People can come from such different ‘places’ – the way they live their lives, how they perceive the world and interact with those around them – that it keeps people separate even if they want to be together. That’s the main notion I took away from THE MISANTHROPE, a Moliere play which has been given a fresh adaptation by prominent Australian playwright Justin Fleming.
Take the two main characters. Alceste is a bit of a loner, serious, a deep thinker, who is always looking for authenticity. Her love interest Cymbeline, is a hedonist and compared to Alceste a little shallow and superficial. She wants commitment. He is flighty, wants to play around, and have the admiration of his peers. The contrast between the two characters is one of the driving forces of a very character driven plot where the audience ponders on the fate of the petulant Alceste who also has to contend with a serious court case which could go against him.
Justin Fleming has updated Moliere’s play to the current day and has reset it in the music industry. There has also been some gender switching, most notably Alceste, the Misanthrope, was a man in Moliere’s original play but in this adaptation is a woman and Cymbeline, formerly a man is now a woman.
The play is performed in verse. The dialogue is sharp with plenty of witty ripostes. There are some light moments in the play which the cast make the most of.

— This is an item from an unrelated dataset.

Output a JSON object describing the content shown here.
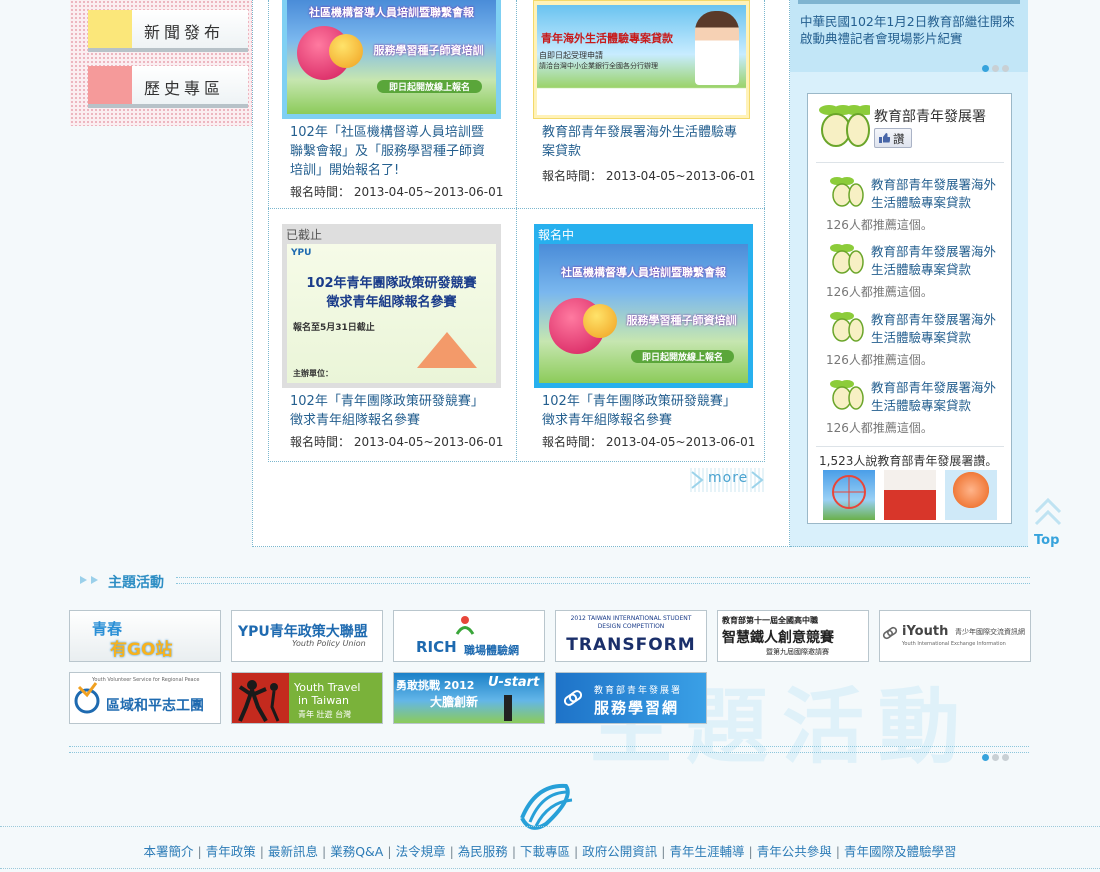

The world of the play is a world of flirtatiousness, intrigue, gossip and point scoring and it’s a bit like watching a chess game, as we follow the latest moves made and try and work out the implications. The supporting characters also have their own wishes and desires which they try and act on.
Lee Lewis directs skillfully and the creative team –Dan Potra’s costume and set design, Matthew Marshall’s lighting and Max Lambert and Roger Lock’s soundscape create the world for the actors to work in.

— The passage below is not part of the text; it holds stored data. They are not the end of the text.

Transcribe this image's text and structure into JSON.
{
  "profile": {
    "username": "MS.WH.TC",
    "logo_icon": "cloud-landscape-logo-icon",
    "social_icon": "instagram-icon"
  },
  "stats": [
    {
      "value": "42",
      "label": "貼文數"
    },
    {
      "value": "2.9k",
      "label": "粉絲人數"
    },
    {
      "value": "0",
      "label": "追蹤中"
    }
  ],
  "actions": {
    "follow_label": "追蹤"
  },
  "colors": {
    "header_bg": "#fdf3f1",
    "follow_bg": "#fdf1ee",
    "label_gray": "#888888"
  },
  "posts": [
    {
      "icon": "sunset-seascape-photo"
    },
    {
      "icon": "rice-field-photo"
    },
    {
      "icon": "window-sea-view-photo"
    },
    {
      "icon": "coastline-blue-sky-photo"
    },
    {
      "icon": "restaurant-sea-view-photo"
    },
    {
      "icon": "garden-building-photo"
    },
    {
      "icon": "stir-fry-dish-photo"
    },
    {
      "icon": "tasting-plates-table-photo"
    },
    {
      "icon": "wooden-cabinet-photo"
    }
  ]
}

There were strong performances by a cast of seven. Danielle Cormack gives a very energetic, generous performance as Alceste who perceives herself as being a bit superior to most people. Her main issue is that she has fallen for Cymbeline and no amount of rational thinking can distract her. He is her obsession.
Ben Gerrard gives a strong performance playing, for want of a better phrase, the love rat, androgynous pop singer, Cymbeline. He is a fun loving, glamorous, promiscuous, hip young pop star with plenty of adoring fans. The show features some outrageous scenes with him including a scene with a large unicorn which could easily be a rock music video clip.
Rebecca Massey plays Alceste’s best friend, lawyer Philippe. She spends the play trying to get Alceste to be more compromising in her attitudes with little success. A favourite scene happens straight after interval when, playing to the audience, she satirises some of Alceste’s mannerisms beautifully, including the way she slumps in the chair when she is talking, and the way she flicks back her hair.
Simon Burke plays Arsenio a smooth, suave businessman who has a soft spot for Alceste and tries to get her to see what a flawed human being Cymbeline is.
Catherine Davies plays Eleanor, Cymbeline’s sister. They are a close brother and sister. When Alceste wants to wound Cymbeline for his unfaithfulness, she thinks of having an affair with Eleanor. At one point Davies poignantly delivers a profound monologue about her views on the nature of relationships.
Hamish Michael gives a very convincing performance as sincere, soppy singer Orton who has a lot of respect for Alceste, a respect which is never reciprocated!
Michael also plays the character of Cleveland and Anthony Taufa plays Angus, with both men being big fans of Cymbeline.
There was plenty to muse about with this production. A good night at the theatre. Recommended, THE MISANTHROPE, a Bell Shakespeare and Griffin Theatre Company co-production, is playing a one month season at the Playhouse Sydney Opera House playing until the 28th September, 2018.